The Real Slim Shady (Eminem)

I Love You (from the Barney the Dinosaur children’s program)

We Are The Champions (Queen)

Babylon (David Gray)

Enter Sandman (Metallica)

Saturday Night Fever (The Bee Gees)

Dirty (Christina Aguilera)

Plus a number of infuriating ad jingles, some traditional Arabic music played to inmates at times when their religion forbade listening to music, and more pop as well as rock songs designed to push cultural and other buttons – though what percentage of Middle Eastern fighters are able to decipher the blasphemous intent of a band like Deicide is surely open for debate. Perhaps the soundscape of extreme metal is painful enough and the subtext a sort of torture operative’s in-joke.

Ha ha.

The thing is, musical torture in Guantánamo does seem to elicit comments people consider funny. It offers an instant opening to delineate some of the parameters of one’s identity by talking about what kind of music one would consider torture. Surely Justin Bieber’s name has come up countless times.

Ha ha.

Music in a space is important. Always. Even when it’s not really aimed at any one person.

An overlooked and underappreciated aspect of music in a physical space is intent – the reason background music often annoys is that there’s no real intent behind the song. It’s just filling space.

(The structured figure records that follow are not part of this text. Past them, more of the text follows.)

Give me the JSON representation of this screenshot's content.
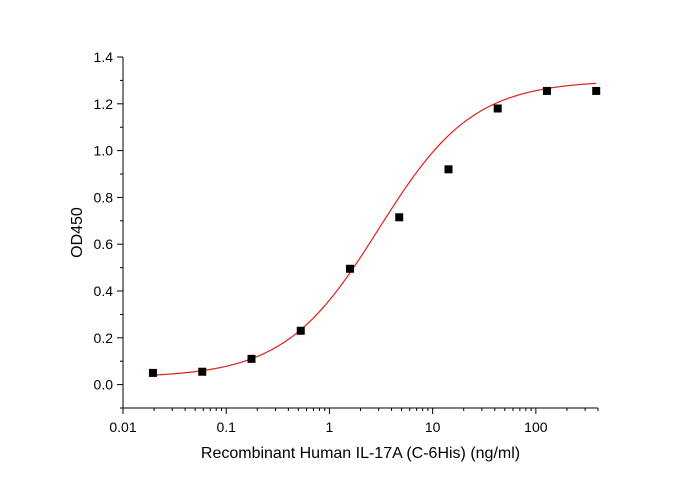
{
  "chart_data": {
    "type": "scatter",
    "title": "",
    "xlabel": "Recombinant Human IL-17A (C-6His) (ng/ml)",
    "ylabel": "OD450",
    "xscale": "log",
    "xlim": [
      0.01,
      400
    ],
    "ylim": [
      -0.1,
      1.4
    ],
    "x_ticks": [
      0.01,
      0.1,
      1,
      10,
      100
    ],
    "x_tick_labels": [
      "0.01",
      "0.1",
      "1",
      "10",
      "100"
    ],
    "y_ticks": [
      0.0,
      0.2,
      0.4,
      0.6,
      0.8,
      1.0,
      1.2,
      1.4
    ],
    "y_tick_labels": [
      "0.0",
      "0.2",
      "0.4",
      "0.6",
      "0.8",
      "1.0",
      "1.2",
      "1.4"
    ],
    "grid": false,
    "legend": "none",
    "series": [
      {
        "kind": "points",
        "marker": "square",
        "color": "#000000",
        "x": [
          0.0195,
          0.0586,
          0.1758,
          0.5273,
          1.582,
          4.746,
          14.24,
          42.71,
          128.1,
          384.4
        ],
        "y": [
          0.05,
          0.055,
          0.11,
          0.23,
          0.495,
          0.715,
          0.92,
          1.18,
          1.255,
          1.255
        ]
      },
      {
        "kind": "fit-curve",
        "model": "4PL",
        "color": "#e0201a",
        "params": {
          "bottom": 0.03,
          "top": 1.3,
          "ec50": 3.0,
          "hill": 0.95
        },
        "x_range": [
          0.0195,
          384.4
        ]
      }
    ]
  }
}
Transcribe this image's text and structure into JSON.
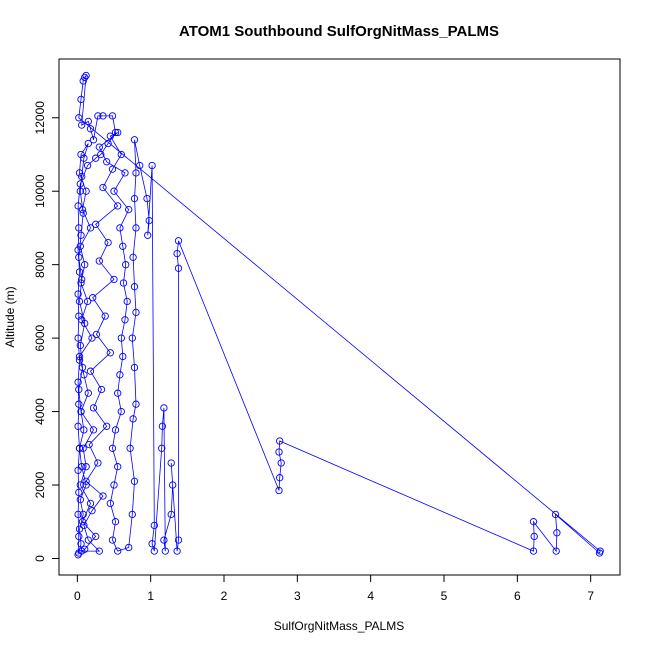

A good DJ is the opposite. The music changes and elevates the space, because there is intent behind it. And intelligence.

This, too, can be used for malevolent purposes.

Orchestras consisting of inmates were forced to play at numerous concentration camps, in many cases unwillingly inflicting torture on their fellow prisoners, by doing what they love. Strains of music would accompany the arrival of new inmates, public executions and the selection process for people who were to be put to death.

Music was definitely an instrument of terror.

The aim was the same as at Guantánamo: to break the prisoners’ will and subject them to degradation.

Owing to its banality, a particularly harrowing example was that of a band being forced to play Christmas carols to dying Jewish inmates in an infirmary.

Try telling people that story and see if they laugh.